Proceeds will support UNC undergraduate playwriting.

Available in Paperback & EBook

TITLE: Carolina Folk Plays 2020

AUTHORS: Cole Kordus, Emily Jane MacKillop, Sorcha de Faoite, and Sam Bible-Sullivan.

EDITOR: Mark Perry

PRINT FORMAT: Trade Paperback, 5½ X 8½, 152 pages. $12.00

EBOOK: Amazon/Kindle, $6.00

ISBN: 978-0-9834701-9-9

LOC/PCN: 2020941395

PUBLICATION: August 2020 by Drama Circle


With “A Better Life,” Cole Kordus dramatizes a story that has lived in his family for generations—the coming of one of his ancestors to the United States from Poland. He sets this genuine, heartfelt piece in a 19th Century Polish village in the hour just before the rushed departure of Emilia Kuzminska. Cole took pains to make the play true to the place, character and mood of his ancestors’ experience.

The Legend of Peter Dromgoole” is the culminating creative response to a years-long investigation (and minor obsession) by writer Emily Jane MacKillop. The folklore around this would-be-martyr-to-love is a perennial source of intrigue and mystery on our campus. This draft represents Emily Jane’s valiant struggle to fend off cliched forms and to find a set-up of the play that arose authentically from her perspective on the confounding and contradictory historical record.

Sorcha de Faoite is a student at National University of Ireland, Galway and was the latest in a considerable line of Irish foreign exchange students to grace my playwriting classes. It was at a quintessential UNC student event where the memories associated with the play “Kiss Fell” were triggered. She was struck with an urgency to explore her involvement in youth basketball—both the camaraderie and the isolation so keenly felt by a young, developing person. To us in the class, the dialogue sparkled with its local expression and charm.

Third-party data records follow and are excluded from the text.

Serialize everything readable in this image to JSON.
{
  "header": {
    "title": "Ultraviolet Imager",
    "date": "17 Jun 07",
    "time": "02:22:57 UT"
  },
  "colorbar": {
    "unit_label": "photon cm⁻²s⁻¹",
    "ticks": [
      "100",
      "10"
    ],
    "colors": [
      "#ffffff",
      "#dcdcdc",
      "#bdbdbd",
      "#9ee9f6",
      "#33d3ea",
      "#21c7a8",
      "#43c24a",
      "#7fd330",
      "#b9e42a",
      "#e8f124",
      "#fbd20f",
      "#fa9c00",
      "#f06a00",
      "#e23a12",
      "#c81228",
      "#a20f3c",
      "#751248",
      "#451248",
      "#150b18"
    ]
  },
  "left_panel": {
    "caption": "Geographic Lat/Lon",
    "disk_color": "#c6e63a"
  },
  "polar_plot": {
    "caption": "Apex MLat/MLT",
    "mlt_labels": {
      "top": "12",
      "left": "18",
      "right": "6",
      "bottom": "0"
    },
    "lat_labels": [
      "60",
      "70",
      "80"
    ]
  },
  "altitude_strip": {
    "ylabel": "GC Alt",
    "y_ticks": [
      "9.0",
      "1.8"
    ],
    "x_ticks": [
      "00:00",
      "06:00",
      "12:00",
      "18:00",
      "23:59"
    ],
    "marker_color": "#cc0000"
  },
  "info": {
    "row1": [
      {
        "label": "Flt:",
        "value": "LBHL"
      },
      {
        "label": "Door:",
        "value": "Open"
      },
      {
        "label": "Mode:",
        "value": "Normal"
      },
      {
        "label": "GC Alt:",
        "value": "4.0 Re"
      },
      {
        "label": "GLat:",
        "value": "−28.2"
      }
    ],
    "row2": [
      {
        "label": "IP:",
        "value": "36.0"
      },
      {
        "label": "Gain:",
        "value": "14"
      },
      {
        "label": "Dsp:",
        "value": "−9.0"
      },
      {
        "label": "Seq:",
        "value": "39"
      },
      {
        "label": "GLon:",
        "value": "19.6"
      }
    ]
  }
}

Ain’t That Just The Way” is a refreshing, funny and topical dip into the philosophies of a group of young men in the mountains of North Carolina. Sam Bible-Sullivan explores his generation’s dreams and realities, as these friends sit in nature, living out a ritual they have developed themselves, discussing the possibilities and best approaches to an uncertain future. As with “Kiss Fell,” we hear a particular dialect here that is partly about place and partly about time—namely, native Asheville millennials in 2020.